We are using Traefik for around 2 weeks now after a switch from an Apache Proxy setup to docker swarm based setup. The project is rather large with around 400 domains including Letsencrypt certificates and 50 separated yaml dynamic configuration files containing 190 routes and 80 middlewares.

During the switch the configuration was modified quite often, because new Domains moved to the new infrastructure, fixing typo's in the config or just adding features like rate-limiter. There could be around 20 changes per day or more - mostly because of new Domains - thus creating new certificates.

The Happening

Most of the changes went smooth without much problems. But sometimes we had response codes like 502 Bad Gateway or an exotic response like 406 Not acceptable which I think came from the application because of missing Accept Header but not sure why.

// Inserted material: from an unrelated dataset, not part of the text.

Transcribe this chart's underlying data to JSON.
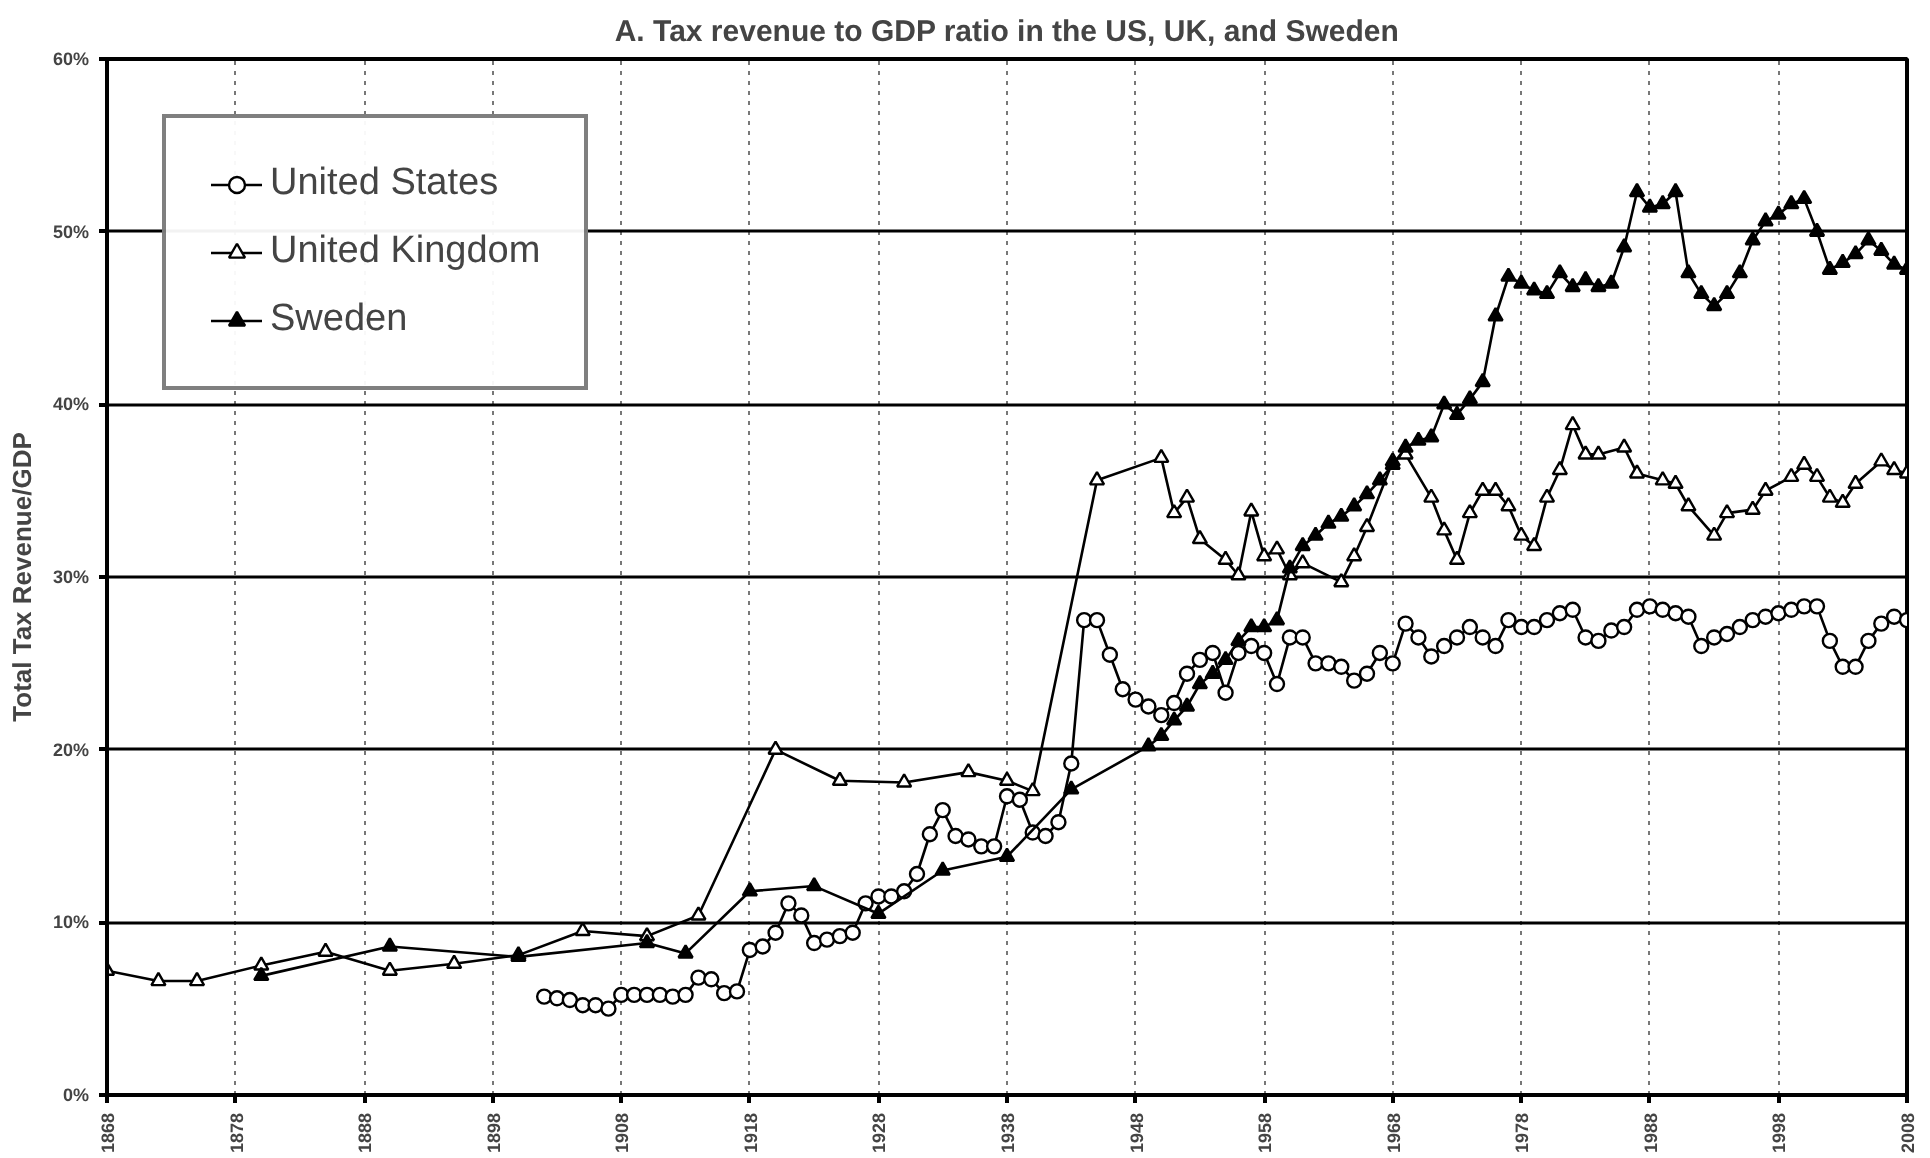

The responses lasted from a few seconds to 2 minutes and was suddenly fixed again without any further changes.


To rule out Traefik and learn somthing:

How does Traefik update it's configuration? Can there be a downtime during reconfiguring middlewares, routes and containers/services somehow? Or is this just not possible, because traefik loads the whole config, creates internal structures and then does an somewhat atomic switch of everything?

Many thanks for your time and help


Traefik prepares the configuration before applying it, the switch of the routing (routers, services, middleware) is done in memory and it's instantaneous.

But before applying the configuration, Traefik needs to "prepare" it, so the changes are not instantaneous.

So there is no downtime during dynamic configuration reload.

1 Like